ITER neighbour and close partner in fusion research, the CEA-Cadarache nuclear research centre, was established in October 1959. This week, it celebrated the 60th anniversary of its creation. On Monday, the Patrouille de France, the aerobatic demonstration unit of the French Air Force (established in 1953), paid a quick visit to the site, inscribing the autumn sky with its signature plume of blue, white and red smoke. On its way back to its base in Salon-de-Provence, 75 kilometres to the west, the Patrouille flew past ITER, giving the moment a feeling of Bastille Day.

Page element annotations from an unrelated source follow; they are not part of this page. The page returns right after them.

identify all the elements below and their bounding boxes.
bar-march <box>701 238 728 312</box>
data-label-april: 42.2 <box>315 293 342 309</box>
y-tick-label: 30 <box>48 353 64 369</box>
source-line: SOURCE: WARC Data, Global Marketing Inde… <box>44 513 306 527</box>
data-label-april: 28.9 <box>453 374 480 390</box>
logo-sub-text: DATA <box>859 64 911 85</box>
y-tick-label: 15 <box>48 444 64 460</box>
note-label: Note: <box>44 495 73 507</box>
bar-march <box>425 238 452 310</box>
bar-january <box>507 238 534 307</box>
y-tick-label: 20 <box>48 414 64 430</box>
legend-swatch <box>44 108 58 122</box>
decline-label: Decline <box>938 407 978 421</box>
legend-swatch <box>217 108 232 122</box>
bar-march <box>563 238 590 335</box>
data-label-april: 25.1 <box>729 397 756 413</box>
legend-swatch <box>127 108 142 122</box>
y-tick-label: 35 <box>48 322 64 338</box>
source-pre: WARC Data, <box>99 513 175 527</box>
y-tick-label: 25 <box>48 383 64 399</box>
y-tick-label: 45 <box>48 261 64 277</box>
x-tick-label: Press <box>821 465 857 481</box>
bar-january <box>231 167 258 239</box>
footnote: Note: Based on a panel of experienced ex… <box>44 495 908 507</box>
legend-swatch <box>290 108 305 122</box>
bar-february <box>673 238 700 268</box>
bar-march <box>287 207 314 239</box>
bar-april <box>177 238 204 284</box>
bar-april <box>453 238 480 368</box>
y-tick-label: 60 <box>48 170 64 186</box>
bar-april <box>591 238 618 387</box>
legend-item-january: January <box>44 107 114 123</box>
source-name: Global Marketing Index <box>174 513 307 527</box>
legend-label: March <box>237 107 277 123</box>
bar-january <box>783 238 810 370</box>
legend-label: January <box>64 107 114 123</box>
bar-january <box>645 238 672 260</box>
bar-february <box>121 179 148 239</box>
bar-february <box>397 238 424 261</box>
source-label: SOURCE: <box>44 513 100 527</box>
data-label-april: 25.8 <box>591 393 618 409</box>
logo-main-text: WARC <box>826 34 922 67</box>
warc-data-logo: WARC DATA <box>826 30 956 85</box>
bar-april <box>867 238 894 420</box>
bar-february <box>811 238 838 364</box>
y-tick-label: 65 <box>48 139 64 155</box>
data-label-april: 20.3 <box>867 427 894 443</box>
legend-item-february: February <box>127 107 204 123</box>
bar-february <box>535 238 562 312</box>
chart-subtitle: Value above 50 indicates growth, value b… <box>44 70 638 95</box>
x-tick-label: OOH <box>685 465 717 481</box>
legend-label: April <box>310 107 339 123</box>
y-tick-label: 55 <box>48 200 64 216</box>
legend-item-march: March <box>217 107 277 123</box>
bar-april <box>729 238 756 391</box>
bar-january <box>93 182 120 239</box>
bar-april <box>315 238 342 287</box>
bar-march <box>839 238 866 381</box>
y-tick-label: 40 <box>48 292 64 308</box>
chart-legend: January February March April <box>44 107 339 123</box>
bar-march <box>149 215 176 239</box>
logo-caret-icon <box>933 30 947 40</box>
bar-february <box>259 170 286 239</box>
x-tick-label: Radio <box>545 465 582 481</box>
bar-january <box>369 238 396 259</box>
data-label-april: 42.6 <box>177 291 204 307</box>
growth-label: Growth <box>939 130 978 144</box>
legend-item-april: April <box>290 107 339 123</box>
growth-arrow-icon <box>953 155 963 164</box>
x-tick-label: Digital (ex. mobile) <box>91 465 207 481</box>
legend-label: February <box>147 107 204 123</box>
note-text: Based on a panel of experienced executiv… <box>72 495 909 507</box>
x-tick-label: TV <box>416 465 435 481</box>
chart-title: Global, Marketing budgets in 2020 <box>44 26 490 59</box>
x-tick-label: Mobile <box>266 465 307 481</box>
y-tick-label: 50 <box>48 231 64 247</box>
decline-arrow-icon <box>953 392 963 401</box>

In a few decades, when dozen of fusion plants operate throughout the world and the first signs of alien life are detected in a faraway system, one will realize that it all started here, in a small corner of southern France, amidst the rolling hills of Haute-Provence. The ITER site and the Observatoire de Haute-Provence are only 45 kilometres distant. In 1995, two Swiss astronomers, Michel Mayor and Didier Queloz, coupled a highly sophisticated spectroscope to the Observatory's old 1.93-metre telescope (it was installed in 1958!) and discovered the first exoplanet—a 'hot Jupiter' body orbiting the sun-like star 51 Pegasi, 42 light years distant from the Earth. Last week, both Mayor and Queloz (along with astrophysicist James Peebles) were awarded the Nobel Prize in Physics for 'forever changing our conceptions of the world.' By the time the first ITER buildings were coming out of the ground, close to 1,000 exoplanets had been detected. As of today, their number exceeds 4,500. Some of these worlds, made of solid rock like Earth, are orbiting the 'habitable zone' of their star, where temperature allows water to be liquid and where life, whatever its form, is a possibility. At an interval of a few years, on the ITER site and at the Observatoire de Haute-Provence, the seeds were sown for two momentous, game-changing pursuits: the harnessing of fusion energy and the quest for life outside our solar system.